Johnathan, you said 'This way my application code never directly accesses the 
BEAN or DAO objects'

I'm in agreement your app shouldn't talk to your DAO but why not the bean? 
Surely myBean.validate() , myBean.getFirstname() etc are ok. Using something 
like myService.getFirstname(myBean) looks strange and pontless.

I use a service object to create/get a bean (it itself calls a bean factory) 
but once I have my bean I talk to it directly.

If I've misunderstood your post let me know!

Alan
________________________________________
From: [email protected] [EMAIL PROTECTED] On Behalf Of Jonathan Hall 
[EMAIL PROTECTED]
Sent: 26 August 2008 03:21
To: [email protected]
Subject: [CFCDEV] Re: CF, DAOs, CRUD and OO

I have always thought of it like this:

Bean - Single instance of an object
DAO (TDO) - CRUD (and Gateway) for that Bean
Service - The communication object that executes the DAO for a Bean.
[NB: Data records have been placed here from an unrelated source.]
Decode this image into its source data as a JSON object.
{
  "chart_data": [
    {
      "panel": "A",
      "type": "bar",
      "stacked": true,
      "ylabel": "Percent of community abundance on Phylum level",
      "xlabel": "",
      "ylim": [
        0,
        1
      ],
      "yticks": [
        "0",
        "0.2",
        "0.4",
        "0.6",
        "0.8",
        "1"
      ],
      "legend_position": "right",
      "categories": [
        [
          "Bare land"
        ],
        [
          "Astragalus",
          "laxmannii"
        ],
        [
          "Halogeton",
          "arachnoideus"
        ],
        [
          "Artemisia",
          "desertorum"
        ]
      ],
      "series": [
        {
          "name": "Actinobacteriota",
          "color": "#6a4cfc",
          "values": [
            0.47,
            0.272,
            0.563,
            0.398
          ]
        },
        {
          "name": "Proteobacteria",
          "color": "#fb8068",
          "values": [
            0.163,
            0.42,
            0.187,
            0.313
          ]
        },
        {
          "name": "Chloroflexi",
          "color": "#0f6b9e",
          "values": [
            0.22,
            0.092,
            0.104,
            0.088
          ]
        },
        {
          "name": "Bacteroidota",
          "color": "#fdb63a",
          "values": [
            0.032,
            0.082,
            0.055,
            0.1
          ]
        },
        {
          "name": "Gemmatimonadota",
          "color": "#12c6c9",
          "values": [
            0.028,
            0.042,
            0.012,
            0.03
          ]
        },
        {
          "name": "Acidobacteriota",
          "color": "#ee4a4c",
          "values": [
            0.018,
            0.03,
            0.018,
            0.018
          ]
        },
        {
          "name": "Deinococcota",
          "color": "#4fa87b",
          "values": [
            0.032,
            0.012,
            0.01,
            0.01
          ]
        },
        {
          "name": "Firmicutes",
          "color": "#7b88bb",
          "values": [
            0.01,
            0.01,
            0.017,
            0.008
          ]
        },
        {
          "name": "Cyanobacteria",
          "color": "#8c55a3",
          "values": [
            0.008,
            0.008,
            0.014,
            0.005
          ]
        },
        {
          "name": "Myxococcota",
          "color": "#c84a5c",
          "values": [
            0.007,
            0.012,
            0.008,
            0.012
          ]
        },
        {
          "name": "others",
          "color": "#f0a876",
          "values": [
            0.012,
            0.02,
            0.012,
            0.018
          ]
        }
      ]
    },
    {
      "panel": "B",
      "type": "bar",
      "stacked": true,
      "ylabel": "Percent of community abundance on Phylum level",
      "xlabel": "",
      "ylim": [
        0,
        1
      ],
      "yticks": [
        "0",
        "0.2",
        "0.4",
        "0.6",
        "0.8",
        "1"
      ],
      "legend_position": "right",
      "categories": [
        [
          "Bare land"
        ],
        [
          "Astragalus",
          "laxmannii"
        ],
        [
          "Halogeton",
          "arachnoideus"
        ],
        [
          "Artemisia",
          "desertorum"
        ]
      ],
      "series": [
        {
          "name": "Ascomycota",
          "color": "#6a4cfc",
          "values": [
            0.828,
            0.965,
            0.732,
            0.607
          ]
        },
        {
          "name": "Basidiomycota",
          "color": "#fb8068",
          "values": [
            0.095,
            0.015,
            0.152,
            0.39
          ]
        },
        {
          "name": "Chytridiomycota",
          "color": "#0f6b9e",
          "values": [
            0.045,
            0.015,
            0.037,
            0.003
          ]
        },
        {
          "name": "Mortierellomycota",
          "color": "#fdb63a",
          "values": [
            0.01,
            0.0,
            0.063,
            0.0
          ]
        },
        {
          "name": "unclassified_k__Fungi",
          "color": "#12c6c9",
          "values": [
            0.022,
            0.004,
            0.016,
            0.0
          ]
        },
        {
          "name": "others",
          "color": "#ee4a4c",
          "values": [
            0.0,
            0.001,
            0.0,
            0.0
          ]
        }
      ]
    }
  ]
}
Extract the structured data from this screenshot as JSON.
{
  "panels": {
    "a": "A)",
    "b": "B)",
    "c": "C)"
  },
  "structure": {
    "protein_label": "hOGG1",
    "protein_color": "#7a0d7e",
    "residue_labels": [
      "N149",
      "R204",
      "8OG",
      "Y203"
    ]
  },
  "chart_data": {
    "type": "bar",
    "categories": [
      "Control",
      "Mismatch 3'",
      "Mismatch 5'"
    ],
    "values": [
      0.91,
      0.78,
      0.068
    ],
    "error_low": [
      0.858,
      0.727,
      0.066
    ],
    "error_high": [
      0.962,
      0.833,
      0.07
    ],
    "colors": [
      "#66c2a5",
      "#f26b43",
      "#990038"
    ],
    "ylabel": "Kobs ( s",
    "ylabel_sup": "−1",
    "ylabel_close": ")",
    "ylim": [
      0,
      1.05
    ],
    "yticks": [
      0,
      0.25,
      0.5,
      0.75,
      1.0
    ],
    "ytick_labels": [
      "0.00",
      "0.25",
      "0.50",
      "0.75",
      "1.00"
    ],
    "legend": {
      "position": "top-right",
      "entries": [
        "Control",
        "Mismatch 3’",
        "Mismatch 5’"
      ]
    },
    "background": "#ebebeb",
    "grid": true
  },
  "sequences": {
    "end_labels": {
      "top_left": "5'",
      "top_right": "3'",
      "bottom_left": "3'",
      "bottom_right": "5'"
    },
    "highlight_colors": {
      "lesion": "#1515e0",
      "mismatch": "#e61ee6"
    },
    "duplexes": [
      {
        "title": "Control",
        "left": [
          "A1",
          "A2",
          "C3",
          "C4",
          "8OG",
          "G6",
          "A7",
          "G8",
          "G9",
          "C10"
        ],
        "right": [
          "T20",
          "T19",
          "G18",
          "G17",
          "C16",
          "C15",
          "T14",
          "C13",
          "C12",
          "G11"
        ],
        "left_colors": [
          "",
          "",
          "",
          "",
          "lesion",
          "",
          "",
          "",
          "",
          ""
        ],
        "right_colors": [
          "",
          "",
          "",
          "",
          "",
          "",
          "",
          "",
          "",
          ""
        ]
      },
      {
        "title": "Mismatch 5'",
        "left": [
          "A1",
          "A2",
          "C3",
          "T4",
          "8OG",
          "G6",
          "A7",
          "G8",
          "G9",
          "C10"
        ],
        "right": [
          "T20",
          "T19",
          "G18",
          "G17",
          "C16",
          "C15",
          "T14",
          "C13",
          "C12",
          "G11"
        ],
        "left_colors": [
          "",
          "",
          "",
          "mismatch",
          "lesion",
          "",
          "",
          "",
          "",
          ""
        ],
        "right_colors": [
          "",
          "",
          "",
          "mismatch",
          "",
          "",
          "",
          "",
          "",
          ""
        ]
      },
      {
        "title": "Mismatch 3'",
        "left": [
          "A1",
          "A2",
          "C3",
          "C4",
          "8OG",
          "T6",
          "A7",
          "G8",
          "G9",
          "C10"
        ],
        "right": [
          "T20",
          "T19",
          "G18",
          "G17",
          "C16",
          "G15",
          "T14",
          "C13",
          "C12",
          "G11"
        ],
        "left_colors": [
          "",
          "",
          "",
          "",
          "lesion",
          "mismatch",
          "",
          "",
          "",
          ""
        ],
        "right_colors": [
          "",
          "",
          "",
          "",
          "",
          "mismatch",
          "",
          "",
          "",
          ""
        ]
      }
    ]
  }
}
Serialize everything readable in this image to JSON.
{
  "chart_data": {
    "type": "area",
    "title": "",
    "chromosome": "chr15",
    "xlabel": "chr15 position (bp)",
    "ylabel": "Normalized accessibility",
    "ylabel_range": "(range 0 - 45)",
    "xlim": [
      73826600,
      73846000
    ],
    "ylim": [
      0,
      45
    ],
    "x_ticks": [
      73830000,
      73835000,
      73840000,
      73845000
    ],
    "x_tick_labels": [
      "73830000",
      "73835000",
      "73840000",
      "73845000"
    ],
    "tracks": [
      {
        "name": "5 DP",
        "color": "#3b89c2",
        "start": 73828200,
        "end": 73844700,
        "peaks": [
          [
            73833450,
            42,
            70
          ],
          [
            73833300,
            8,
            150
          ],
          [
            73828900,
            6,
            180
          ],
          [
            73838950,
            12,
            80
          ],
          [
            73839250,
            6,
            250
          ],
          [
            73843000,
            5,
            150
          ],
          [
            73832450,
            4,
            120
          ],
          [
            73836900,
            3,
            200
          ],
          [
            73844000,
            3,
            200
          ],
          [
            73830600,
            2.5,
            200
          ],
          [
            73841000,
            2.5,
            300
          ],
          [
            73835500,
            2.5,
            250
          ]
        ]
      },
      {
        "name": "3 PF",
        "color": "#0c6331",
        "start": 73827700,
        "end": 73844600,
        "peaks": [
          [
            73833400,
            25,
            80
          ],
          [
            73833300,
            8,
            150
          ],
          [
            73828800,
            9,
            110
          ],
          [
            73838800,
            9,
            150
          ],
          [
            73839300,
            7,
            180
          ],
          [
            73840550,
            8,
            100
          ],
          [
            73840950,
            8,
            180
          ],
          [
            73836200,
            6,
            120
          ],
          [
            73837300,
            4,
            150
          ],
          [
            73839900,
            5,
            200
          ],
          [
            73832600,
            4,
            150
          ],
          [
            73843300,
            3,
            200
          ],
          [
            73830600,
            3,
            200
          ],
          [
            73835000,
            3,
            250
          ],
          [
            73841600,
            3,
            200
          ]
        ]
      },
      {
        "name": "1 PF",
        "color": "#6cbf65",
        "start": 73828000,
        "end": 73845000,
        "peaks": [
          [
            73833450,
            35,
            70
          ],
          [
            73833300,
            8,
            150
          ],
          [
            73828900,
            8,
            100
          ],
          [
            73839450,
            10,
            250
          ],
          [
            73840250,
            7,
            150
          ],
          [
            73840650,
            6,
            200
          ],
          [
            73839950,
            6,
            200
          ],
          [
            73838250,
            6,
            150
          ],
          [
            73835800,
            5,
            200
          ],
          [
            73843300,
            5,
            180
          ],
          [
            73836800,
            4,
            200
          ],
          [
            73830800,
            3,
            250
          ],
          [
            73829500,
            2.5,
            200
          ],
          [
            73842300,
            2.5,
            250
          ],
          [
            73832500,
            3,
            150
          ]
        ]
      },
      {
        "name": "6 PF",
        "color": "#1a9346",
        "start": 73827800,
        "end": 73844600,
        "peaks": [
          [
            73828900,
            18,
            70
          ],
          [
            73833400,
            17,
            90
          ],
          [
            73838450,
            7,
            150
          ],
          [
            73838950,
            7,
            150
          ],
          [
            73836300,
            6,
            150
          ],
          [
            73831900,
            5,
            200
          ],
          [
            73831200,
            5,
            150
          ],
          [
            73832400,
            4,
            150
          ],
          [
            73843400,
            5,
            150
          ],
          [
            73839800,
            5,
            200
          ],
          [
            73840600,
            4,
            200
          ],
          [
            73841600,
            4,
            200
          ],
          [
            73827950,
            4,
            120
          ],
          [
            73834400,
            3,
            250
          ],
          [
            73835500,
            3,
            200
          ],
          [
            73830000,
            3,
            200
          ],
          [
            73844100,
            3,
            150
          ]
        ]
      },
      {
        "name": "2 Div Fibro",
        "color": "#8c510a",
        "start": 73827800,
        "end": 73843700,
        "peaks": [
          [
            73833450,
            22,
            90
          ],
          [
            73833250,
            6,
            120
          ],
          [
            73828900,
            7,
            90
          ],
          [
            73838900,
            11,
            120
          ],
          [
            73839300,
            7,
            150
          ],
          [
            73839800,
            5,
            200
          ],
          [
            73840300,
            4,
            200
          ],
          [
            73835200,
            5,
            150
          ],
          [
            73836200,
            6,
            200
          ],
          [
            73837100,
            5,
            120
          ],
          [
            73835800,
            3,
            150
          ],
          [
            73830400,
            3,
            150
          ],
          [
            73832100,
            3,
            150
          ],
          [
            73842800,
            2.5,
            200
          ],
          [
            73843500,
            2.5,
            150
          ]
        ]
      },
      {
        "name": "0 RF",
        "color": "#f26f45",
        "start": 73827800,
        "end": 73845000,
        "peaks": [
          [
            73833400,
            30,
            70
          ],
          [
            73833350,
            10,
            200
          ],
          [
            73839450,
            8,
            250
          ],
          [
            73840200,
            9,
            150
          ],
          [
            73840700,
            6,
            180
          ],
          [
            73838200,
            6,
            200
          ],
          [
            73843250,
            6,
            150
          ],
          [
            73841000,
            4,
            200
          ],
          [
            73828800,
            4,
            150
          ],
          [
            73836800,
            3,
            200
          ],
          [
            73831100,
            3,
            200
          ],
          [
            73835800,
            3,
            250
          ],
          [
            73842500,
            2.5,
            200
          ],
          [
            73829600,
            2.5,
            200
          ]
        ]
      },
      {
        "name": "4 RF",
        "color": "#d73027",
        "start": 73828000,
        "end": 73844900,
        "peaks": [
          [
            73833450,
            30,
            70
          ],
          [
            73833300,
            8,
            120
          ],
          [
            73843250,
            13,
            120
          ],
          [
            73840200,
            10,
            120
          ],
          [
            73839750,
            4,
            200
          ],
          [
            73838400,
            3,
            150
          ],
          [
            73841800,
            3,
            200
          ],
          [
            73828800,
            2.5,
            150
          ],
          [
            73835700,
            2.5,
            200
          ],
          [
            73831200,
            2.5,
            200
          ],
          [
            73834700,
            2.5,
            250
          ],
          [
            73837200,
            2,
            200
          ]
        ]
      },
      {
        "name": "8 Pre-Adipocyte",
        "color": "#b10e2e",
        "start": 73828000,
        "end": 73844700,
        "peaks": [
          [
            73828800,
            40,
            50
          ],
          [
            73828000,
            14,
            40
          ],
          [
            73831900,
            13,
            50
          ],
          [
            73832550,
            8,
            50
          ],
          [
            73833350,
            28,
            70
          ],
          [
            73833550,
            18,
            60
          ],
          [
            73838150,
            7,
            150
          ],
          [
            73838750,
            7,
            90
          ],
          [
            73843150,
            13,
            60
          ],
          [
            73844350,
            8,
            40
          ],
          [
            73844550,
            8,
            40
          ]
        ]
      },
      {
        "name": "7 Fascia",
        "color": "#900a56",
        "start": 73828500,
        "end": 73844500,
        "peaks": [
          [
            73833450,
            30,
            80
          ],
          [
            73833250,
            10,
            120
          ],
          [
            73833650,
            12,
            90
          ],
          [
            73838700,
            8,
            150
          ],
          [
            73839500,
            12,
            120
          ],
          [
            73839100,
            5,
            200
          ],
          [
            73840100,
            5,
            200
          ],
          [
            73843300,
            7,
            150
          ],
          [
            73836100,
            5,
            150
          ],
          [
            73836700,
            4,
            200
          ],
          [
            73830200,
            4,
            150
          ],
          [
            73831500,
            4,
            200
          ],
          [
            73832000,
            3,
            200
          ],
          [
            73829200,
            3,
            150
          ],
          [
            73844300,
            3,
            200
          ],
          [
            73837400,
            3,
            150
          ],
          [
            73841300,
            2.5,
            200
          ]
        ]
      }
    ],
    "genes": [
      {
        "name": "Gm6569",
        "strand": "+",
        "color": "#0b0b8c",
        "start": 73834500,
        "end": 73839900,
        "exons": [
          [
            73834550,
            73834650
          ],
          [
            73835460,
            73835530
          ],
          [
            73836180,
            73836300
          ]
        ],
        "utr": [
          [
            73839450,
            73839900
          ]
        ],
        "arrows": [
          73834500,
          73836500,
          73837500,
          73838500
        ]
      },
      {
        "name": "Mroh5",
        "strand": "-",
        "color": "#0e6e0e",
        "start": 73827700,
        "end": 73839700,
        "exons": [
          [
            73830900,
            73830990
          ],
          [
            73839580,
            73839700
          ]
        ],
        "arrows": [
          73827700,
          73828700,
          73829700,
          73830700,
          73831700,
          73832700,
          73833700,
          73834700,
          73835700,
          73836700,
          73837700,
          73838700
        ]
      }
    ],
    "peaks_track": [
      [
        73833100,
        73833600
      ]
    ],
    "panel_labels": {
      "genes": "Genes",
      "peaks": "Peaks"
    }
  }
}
The Service object is what your application code will talk to, it will then go 
grab the DAO to run the CRUD for the Bean.   This way my application code never 
directly accesses the BEAN or DAO objects, it always talks to the Service 
Object.

I have found a couple of RIAForge projects very helpful in grasping this sort 
of design.  At the simplest level I will take each of my DB tables and create a 
Bean/DAO/Service for them, this isn't always 100% how it will work, but 
starting it it really helped me grasp this design pattern.

As for your UserBean & AdministratorBean if those are 2 seperate objects, you 
would most likely have 2 seperate DAO's.  But additionally wouldn't an Admin be 
a User with elevated access?

Maybe think of it like you would have a CompanyBean/DAO/Service which then has 
a UserBean/DAO/Service and those Users could be admins/superusers/regular users.

Jon Hall

On Mon, Aug 25, 2008 at 8:58 PM, Matt Quackenbush <[EMAIL 
PROTECTED]<mailto:[EMAIL PROTECTED]>> wrote:
I'm not sure I completely follow the scenario you're trying to lay out, since 
to me an Administrator IS a User, just a different Role than a "normal" User.  
It all depends upon your design.  I think it is a bad idea to have CRUDs for 
multiple tables living in the same DAO.  Does that answer your question?

Your Business Objects are the objects that carry out the business of your 
application.  Examples of such might be: User, BlogPost, ShoppingCart, or 
WebPage.

Your Factory is an object that you call upon to create your various Business 
Objects.  This allows you to have all of your createObject() calls in one 
place, making maintenance simpler.

Your Service Layer is a layer that helps your Controllers and/or Business 
Objects communicate with one another.

There are LOTS of blog posts and articles floating around that discuss all of 
these in much greater detail.  It's a lot to get your mind around, but when it 
finally "clicks", it's pretty cool stuff.